Well just when it seemed like Dr. Drew had helped Mindy get her shit together and on the heels of a nation-wide publicity tour to promote her new album, Vivid Entertainment has announced they plan to release Mindy McCready: Baseball Mistress. Saucy stuff! The hour-long tape, which includes not only a little footage of her knockin' boots with her ex-boyfriend "Peter" but also dish about her relationships with Clemens, ex-fiance Dean Cain, and others, will be out on April 19, 2010. As early rumor has it, McCready shares on tape either pre- or post-coitus that Clemens was great in bed in spite of his erectile issues. Now that's some hot pillow talk!

And Rodney Atkins makes me crave processed cheese

Have you heard of Rodney Atkins? (May I cue another tumbleweed?) I saw him at the Brown County Fair last summer -- and he was pretty damned good I'll add -- so if drunk Nikki bent your ear in a bar anytime between August and November 2009, you probably know more than you need to about Rodney Atkins. Otherwise, I doubt regular readers of Gimme Noise know a damned thing about the dude. Brief tutorial: he has a lovely voice, was an orphan adopted at a young age by a very lovely family, and now writes powerfully inspirational tunes about family and perseverance. I've waxed about him in my list of Top Ten Most Ridiculous Country Songs of '09, including in this list his song "Watching You." This song has a lovely vignette in which he tells his son he can't have his toy until his Nuggets are gone, then describes the regret he feels over uttering a cuss word in his son's presence after slamming the brakes at a red light and causing his son's orange drink to fly all over the car. Later, they pray together. The buzzword of the day: cheesy.

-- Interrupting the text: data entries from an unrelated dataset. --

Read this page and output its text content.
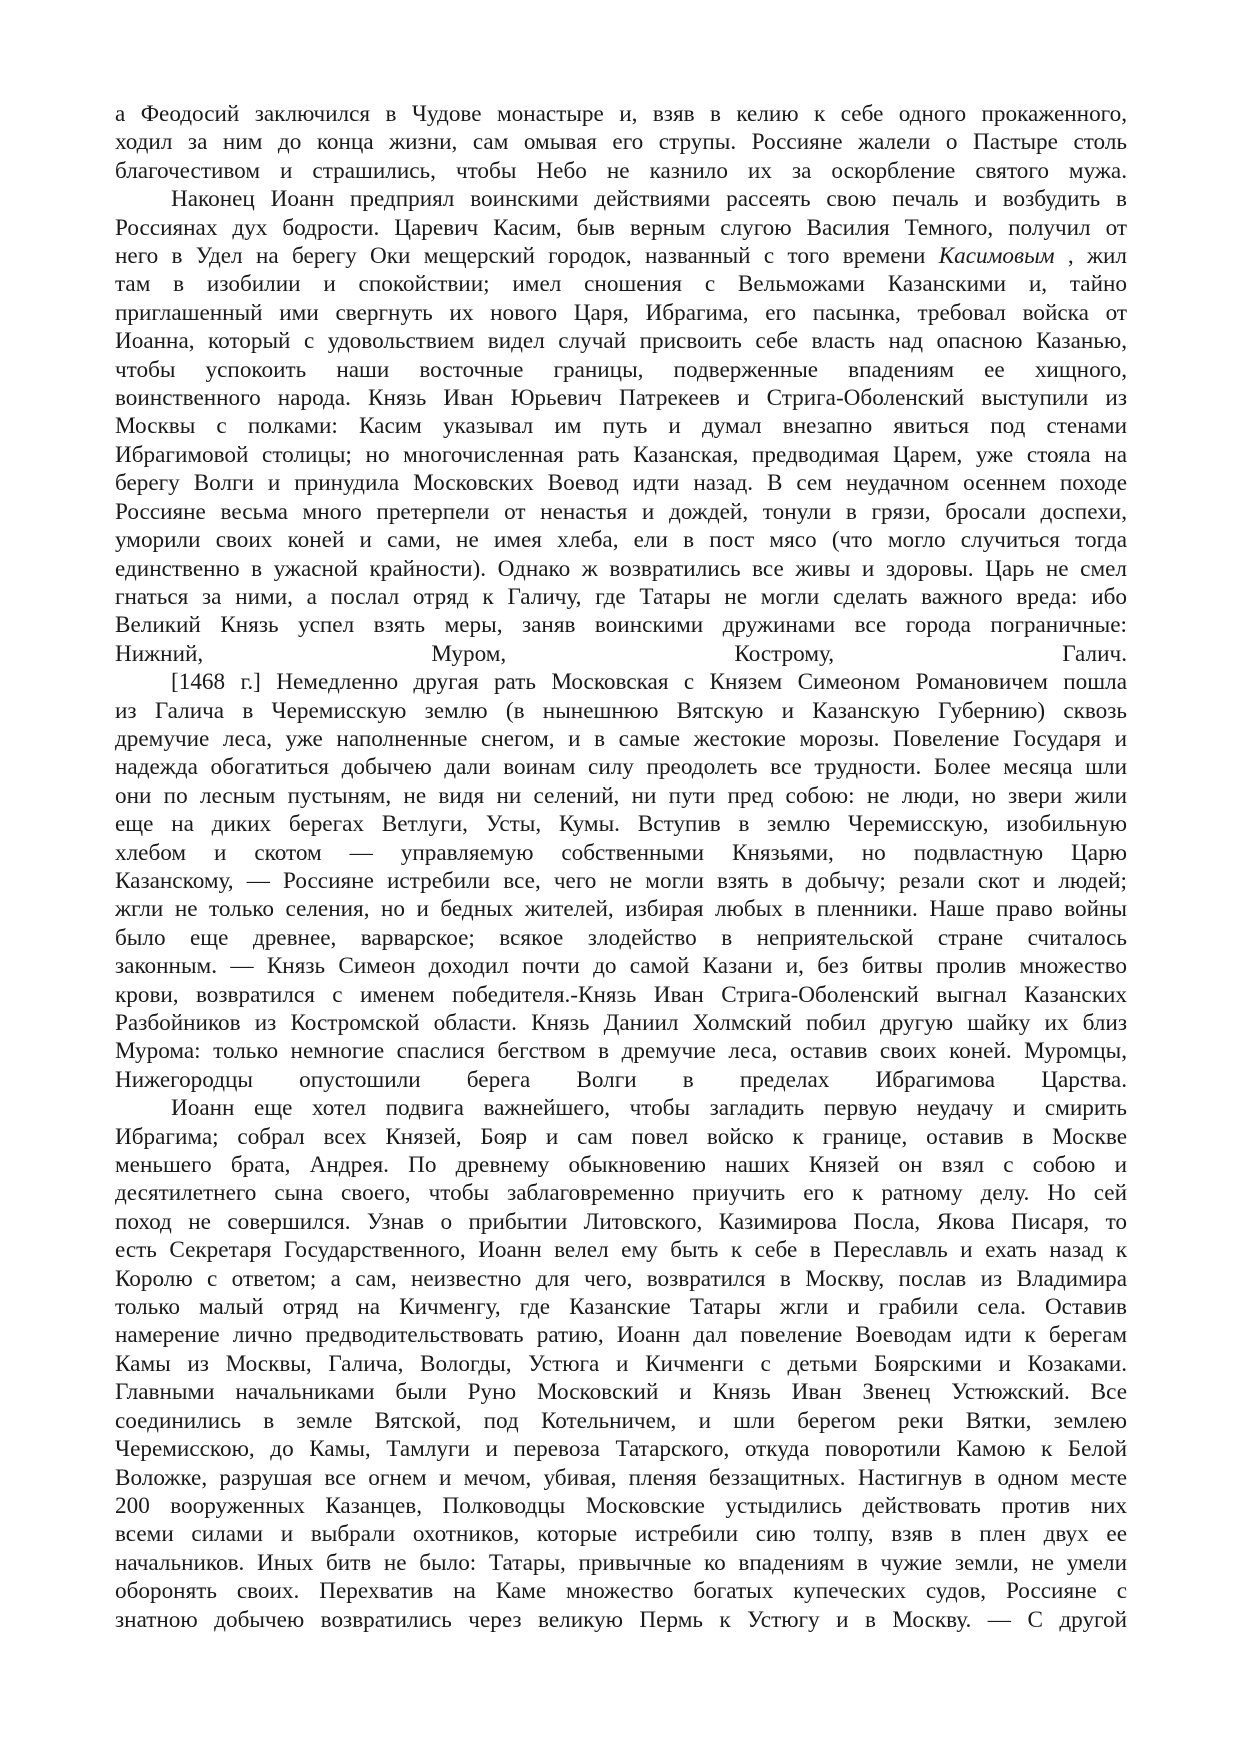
а Феодосий заключился в Чудове монастыре и, взяв в келию к себе одного прокаженного,
ходил за ним до конца жизни, сам омывая его струпы. Россияне жалели о Пастыре столь
благочестивом и страшились, чтобы Небо не казнило их за оскорбление святого мужа.

Наконец Иоанн предприял воинскими действиями рассеять свою печаль и возбудить в
Россиянах дух бодрости. Царевич Касим, быв верным слугою Василия Темного, получил от
него в Удел на берегу Оки мещерский городок, названный с того времени Касимовым , жил
там в изобилии и спокойствии; имел сношения с Вельможами Казанскими и, тайно
приглашенный ими свергнуть их нового Царя, Ибрагима, его пасынка, требовал войска от
Иоанна, который с удовольствием видел случай присвоить себе власть над опасною Казанью,
чтобы успокоить наши восточные границы, подверженные впадениям ее хищного,
воинственного народа. Князь Иван Юрьевич Патрекеев и Стрига-Оболенский выступили из
Москвы с полками: Касим указывал им путь и думал внезапно явиться под стенами
Ибрагимовой столицы; но многочисленная рать Казанская, предводимая Царем, уже стояла на
берегу Волги и принудила Московских Воевод идти назад. В сем неудачном осеннем походе
Россияне весьма много претерпели от ненастья и дождей, тонули в грязи, бросали доспехи,
уморили своих коней и сами, не имея хлеба, ели в пост мясо (что могло случиться тогда
единственно в ужасной крайности). Однако ж возвратились все живы и здоровы. Царь не смел
гнаться за ними, а послал отряд к Галичу, где Татары не могли сделать важного вреда: ибо
Великий Князь успел взять меры, заняв воинскими дружинами все города пограничные:
Нижний, Муром, Кострому, Галич.

[1468 г.] Немедленно другая рать Московская с Князем Симеоном Романовичем пошла
из Галича в Черемисскую землю (в нынешнюю Вятскую и Казанскую Губернию) сквозь
дремучие леса, уже наполненные снегом, и в самые жестокие морозы. Повеление Государя и
надежда обогатиться добычею дали воинам силу преодолеть все трудности. Более месяца шли
они по лесным пустыням, не видя ни селений, ни пути пред собою: не люди, но звери жили
еще на диких берегах Ветлуги, Усты, Кумы. Вступив в землю Черемисскую, изобильную
хлебом и скотом — управляемую собственными Князьями, но подвластную Царю
Казанскому, — Россияне истребили все, чего не могли взять в добычу; резали скот и людей;
жгли не только селения, но и бедных жителей, избирая любых в пленники. Наше право войны
было еще древнее, варварское; всякое злодейство в неприятельской стране считалось
законным. — Князь Симеон доходил почти до самой Казани и, без битвы пролив множество
крови, возвратился с именем победителя.-Князь Иван Стрига-Оболенский выгнал Казанских
Разбойников из Костромской области. Князь Даниил Холмский побил другую шайку их близ
Мурома: только немногие спаслися бегством в дремучие леса, оставив своих коней. Муромцы,
Нижегородцы опустошили берега Волги в пределах Ибрагимова Царства.

Иоанн еще хотел подвига важнейшего, чтобы загладить первую неудачу и смирить
Ибрагима; собрал всех Князей, Бояр и сам повел войско к границе, оставив в Москве
меньшего брата, Андрея. По древнему обыкновению наших Князей он взял с собою и
десятилетнего сына своего, чтобы заблаговременно приучить его к ратному делу. Но сей
поход не совершился. Узнав о прибытии Литовского, Казимирова Посла, Якова Писаря, то
есть Секретаря Государственного, Иоанн велел ему быть к себе в Переславль и ехать назад к
Королю с ответом; а сам, неизвестно для чего, возвратился в Москву, послав из Владимира
только малый отряд на Кичменгу, где Казанские Татары жгли и грабили села. Оставив
намерение лично предводительствовать ратию, Иоанн дал повеление Воеводам идти к берегам
Камы из Москвы, Галича, Вологды, Устюга и Кичменги с детьми Боярскими и Козаками.
Главными начальниками были Руно Московский и Князь Иван Звенец Устюжский. Все
соединились в земле Вятской, под Котельничем, и шли берегом реки Вятки, землею
Черемисскою, до Камы, Тамлуги и перевоза Татарского, откуда поворотили Камою к Белой
Воложке, разрушая все огнем и мечом, убивая, пленяя беззащитных. Настигнув в одном месте
200 вооруженных Казанцев, Полководцы Московские устыдились действовать против них
всеми силами и выбрали охотников, которые истребили сию толпу, взяв в плен двух ее
начальников. Иных битв не было: Татары, привычные ко впадениям в чужие земли, не умели
оборонять своих. Перехватив на Каме множество богатых купеческих судов, Россияне с
знатною добычею возвратились через великую Пермь к Устюгу и в Москву. — С другой
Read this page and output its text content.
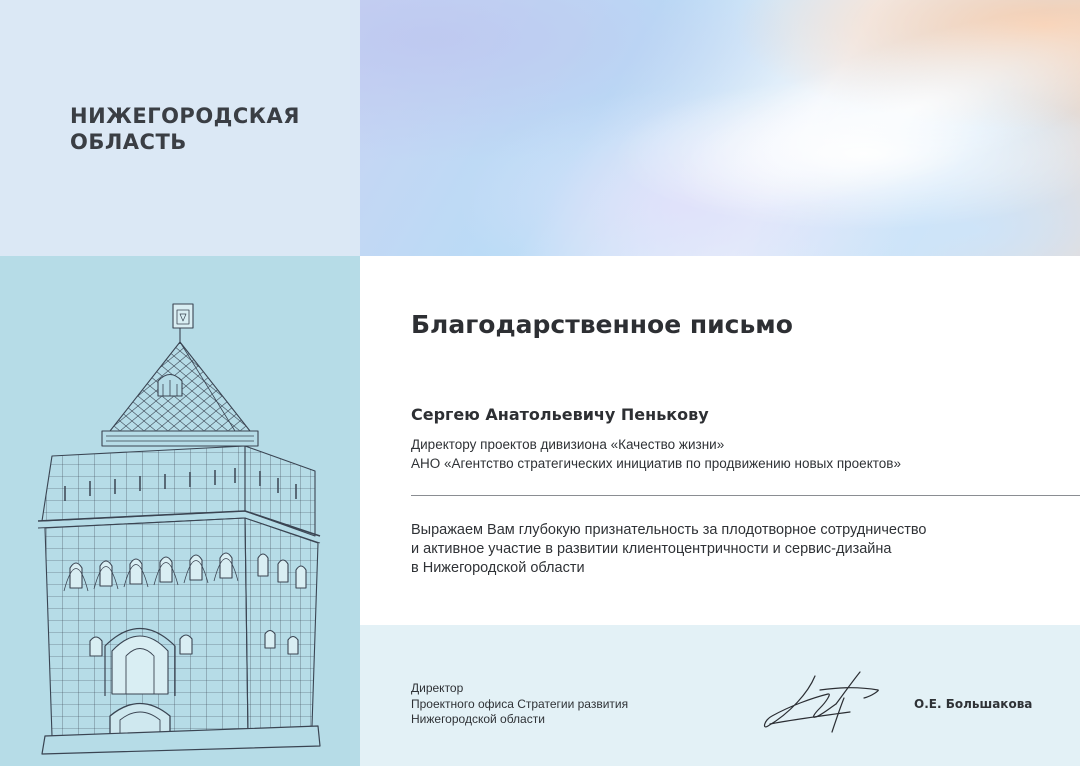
НИЖЕГОРОДСКАЯ
ОБЛАСТЬ
Благодарственное письмо

Сергею Анатольевичу Пенькову

Директору проектов дивизиона «Качество жизни»

АНО «Агентство стратегических инициатив по продвижению новых проектов»

Выражаем Вам глубокую признательность за плодотворное сотрудничество
и активное участие в развитии клиентоцентричности и сервис-дизайна
в Нижегородской области

Директор
Проектного офиса Стратегии развития
Нижегородской области

О.Е. Большакова
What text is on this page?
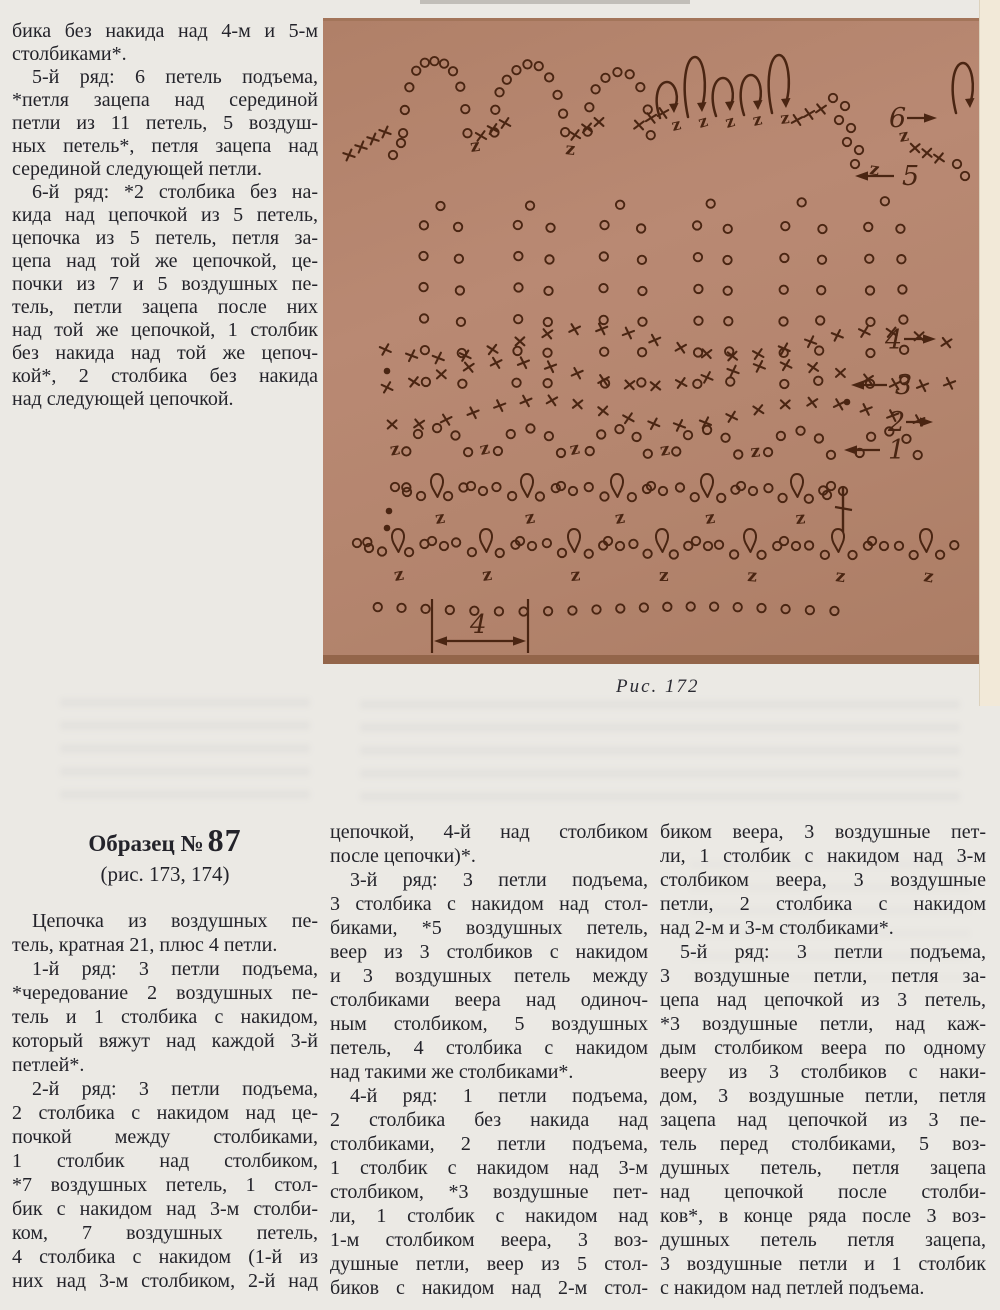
бика без накида над 4-м и 5-м
столбиками*.
5-й ряд: 6 петель подъема,
*петля зацепа над серединой
петли из 11 петель, 5 воздуш-
ных петель*, петля зацепа над
серединой следующей петли.
6-й ряд: *2 столбика без на-
кида над цепочкой из 5 петель,
цепочка из 5 петель, петля за-
цепа над той же цепочкой, це-
почки из 7 и 5 воздушных пе-
тель, петли зацепа после них
над той же цепочкой, 1 столбик
без накида над той же цепоч-
кой*, 2 столбика без накида
над следующей цепочкой.
z	z
z z z z z
z
z
z	z	z	z	z
z	z	z	z	z
z	z	z	z	z	z	z
4
6
5
4
3
2
1
Рис. 172
Образец № 87
(рис. 173, 174)
Цепочка из воздушных пе-
тель, кратная 21, плюс 4 петли.
1-й ряд: 3 петли подъема,
*чередование 2 воздушных пе-
тель и 1 столбика с накидом,
который вяжут над каждой 3-й
петлей*.
2-й ряд: 3 петли подъема,
2 столбика с накидом над це-
почкой между столбиками,
1 столбик над столбиком,
*7 воздушных петель, 1 стол-
бик с накидом над 3-м столби-
ком, 7 воздушных петель,
4 столбика с накидом (1-й из
них над 3-м столбиком, 2-й над
цепочкой, 4-й над столбиком
после цепочки)*.
3-й ряд: 3 петли подъема,
3 столбика с накидом над стол-
биками, *5 воздушных петель,
веер из 3 столбиков с накидом
и 3 воздушных петель между
столбиками веера над одиноч-
ным столбиком, 5 воздушных
петель, 4 столбика с накидом
над такими же столбиками*.
4-й ряд: 1 петли подъема,
2 столбика без накида над
столбиками, 2 петли подъема,
1 столбик с накидом над 3-м
столбиком, *3 воздушные пет-
ли, 1 столбик с накидом над
1-м столбиком веера, 3 воз-
душные петли, веер из 5 стол-
биков с накидом над 2-м стол-
биком веера, 3 воздушные пет-
ли, 1 столбик с накидом над 3-м
столбиком веера, 3 воздушные
петли, 2 столбика с накидом
над 2-м и 3-м столбиками*.
5-й ряд: 3 петли подъема,
3 воздушные петли, петля за-
цепа над цепочкой из 3 петель,
*3 воздушные петли, над каж-
дым столбиком веера по одному
вееру из 3 столбиков с наки-
дом, 3 воздушные петли, петля
зацепа над цепочкой из 3 пе-
тель перед столбиками, 5 воз-
душных петель, петля зацепа
над цепочкой после столби-
ков*, в конце ряда после 3 воз-
душных петель петля зацепа,
3 воздушные петли и 1 столбик
с накидом над петлей подъема.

Oh, not because Rodney's lyrics are cheesy. Not at all!

Rodney Atkins is the new spokesperson for Velveeta Shells and Cheese. And has written a song about family togetherness for use in their commercials. I guess if you're a member of his fan club you can, on May 15, enter for a chance to have him come perform that song for you over a hot bowl of macaroni and cheese. Excuse me, shells and cheese. That's what them fancy rich families eat - creamy not powdered processed cheese.

And that's all the news that's fit to print out of Nashville today, my friends.